A few days back, in the hospital corridor,
I saw the stricken roll by on stretchers,

unconscious and unresponsive but for
the slight and shallow passage of their breath.
I thought of all those steel objects of war

displayed in the Museum of Mass Death
(its proper name’s an insult to billions)
and whispered to myself that small word, “health.”

Our lives are short as candles and as thin
as the smoke that they puff out when extinguished.
The mind is just three pounds of squidgy brain.

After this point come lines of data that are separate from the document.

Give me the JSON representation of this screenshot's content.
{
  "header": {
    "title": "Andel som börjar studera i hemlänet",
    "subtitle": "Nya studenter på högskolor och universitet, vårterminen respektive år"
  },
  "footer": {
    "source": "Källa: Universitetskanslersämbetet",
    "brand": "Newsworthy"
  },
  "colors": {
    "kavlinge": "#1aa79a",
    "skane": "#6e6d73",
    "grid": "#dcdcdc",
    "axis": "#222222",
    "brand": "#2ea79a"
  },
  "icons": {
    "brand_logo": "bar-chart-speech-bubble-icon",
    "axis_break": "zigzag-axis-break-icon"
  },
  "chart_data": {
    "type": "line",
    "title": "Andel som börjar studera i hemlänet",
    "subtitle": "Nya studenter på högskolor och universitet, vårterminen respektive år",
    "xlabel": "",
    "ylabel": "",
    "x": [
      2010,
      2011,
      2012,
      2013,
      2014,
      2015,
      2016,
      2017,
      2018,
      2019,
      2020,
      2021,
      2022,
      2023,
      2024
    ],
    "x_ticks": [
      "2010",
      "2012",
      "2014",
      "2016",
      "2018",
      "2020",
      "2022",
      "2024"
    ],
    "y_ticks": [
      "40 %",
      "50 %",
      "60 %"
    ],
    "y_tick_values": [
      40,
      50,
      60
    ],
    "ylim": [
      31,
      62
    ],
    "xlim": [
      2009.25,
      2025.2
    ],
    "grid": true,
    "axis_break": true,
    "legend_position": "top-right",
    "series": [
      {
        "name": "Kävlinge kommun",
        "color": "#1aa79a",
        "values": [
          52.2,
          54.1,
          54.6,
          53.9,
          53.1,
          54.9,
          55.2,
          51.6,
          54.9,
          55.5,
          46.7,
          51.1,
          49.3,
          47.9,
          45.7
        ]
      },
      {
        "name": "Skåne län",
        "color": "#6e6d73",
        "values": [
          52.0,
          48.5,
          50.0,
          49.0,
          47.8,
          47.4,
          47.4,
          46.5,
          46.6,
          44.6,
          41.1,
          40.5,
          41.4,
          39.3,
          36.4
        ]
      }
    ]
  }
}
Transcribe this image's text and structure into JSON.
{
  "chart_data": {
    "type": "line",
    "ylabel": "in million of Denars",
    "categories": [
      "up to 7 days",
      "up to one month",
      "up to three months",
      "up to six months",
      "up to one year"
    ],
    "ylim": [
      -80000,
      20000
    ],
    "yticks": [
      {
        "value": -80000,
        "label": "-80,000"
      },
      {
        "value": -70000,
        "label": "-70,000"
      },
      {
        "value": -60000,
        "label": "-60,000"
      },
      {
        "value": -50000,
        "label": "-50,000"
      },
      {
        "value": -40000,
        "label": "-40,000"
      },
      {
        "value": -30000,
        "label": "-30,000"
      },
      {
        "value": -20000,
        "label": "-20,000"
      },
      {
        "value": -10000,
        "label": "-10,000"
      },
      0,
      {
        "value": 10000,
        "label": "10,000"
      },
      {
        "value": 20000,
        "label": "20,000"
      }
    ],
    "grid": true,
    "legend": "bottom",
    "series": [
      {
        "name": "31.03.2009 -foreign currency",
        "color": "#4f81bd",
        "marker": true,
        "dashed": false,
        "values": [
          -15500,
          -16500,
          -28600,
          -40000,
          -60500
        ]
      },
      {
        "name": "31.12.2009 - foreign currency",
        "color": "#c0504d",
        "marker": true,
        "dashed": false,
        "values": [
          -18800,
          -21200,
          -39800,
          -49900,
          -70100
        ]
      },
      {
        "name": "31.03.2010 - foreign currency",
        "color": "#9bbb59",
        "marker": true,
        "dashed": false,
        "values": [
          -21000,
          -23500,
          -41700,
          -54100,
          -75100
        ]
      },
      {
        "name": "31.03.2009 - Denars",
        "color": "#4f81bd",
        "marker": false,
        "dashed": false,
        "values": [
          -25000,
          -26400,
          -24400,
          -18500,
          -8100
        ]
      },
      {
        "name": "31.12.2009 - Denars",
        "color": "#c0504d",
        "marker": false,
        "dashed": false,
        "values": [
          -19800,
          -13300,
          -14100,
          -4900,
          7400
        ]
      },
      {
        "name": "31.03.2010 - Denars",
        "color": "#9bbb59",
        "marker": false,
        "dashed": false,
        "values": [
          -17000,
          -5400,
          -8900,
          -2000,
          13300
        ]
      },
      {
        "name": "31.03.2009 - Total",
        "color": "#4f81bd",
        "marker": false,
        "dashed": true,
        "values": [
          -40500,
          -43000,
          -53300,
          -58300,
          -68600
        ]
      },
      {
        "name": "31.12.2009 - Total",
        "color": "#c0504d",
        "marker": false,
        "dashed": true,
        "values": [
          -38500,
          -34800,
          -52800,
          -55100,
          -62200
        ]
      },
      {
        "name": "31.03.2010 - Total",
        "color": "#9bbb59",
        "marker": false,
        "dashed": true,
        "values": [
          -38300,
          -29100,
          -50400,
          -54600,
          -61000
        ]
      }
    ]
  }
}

There never was a self to begin with.


Despite the countless little drafts of blood
or the research fellow’s vulturelike expression
as she pressed the ultrasonic hand piece hard

into your bladder; despite the frustration
of waiting for consultants to arrive,
letters that never reached their destination;

though Cathedrals command a boundless love
with opulent altars and huge commissions—
it is this hotchpotch hospital that proves

the true goodness of the human condition.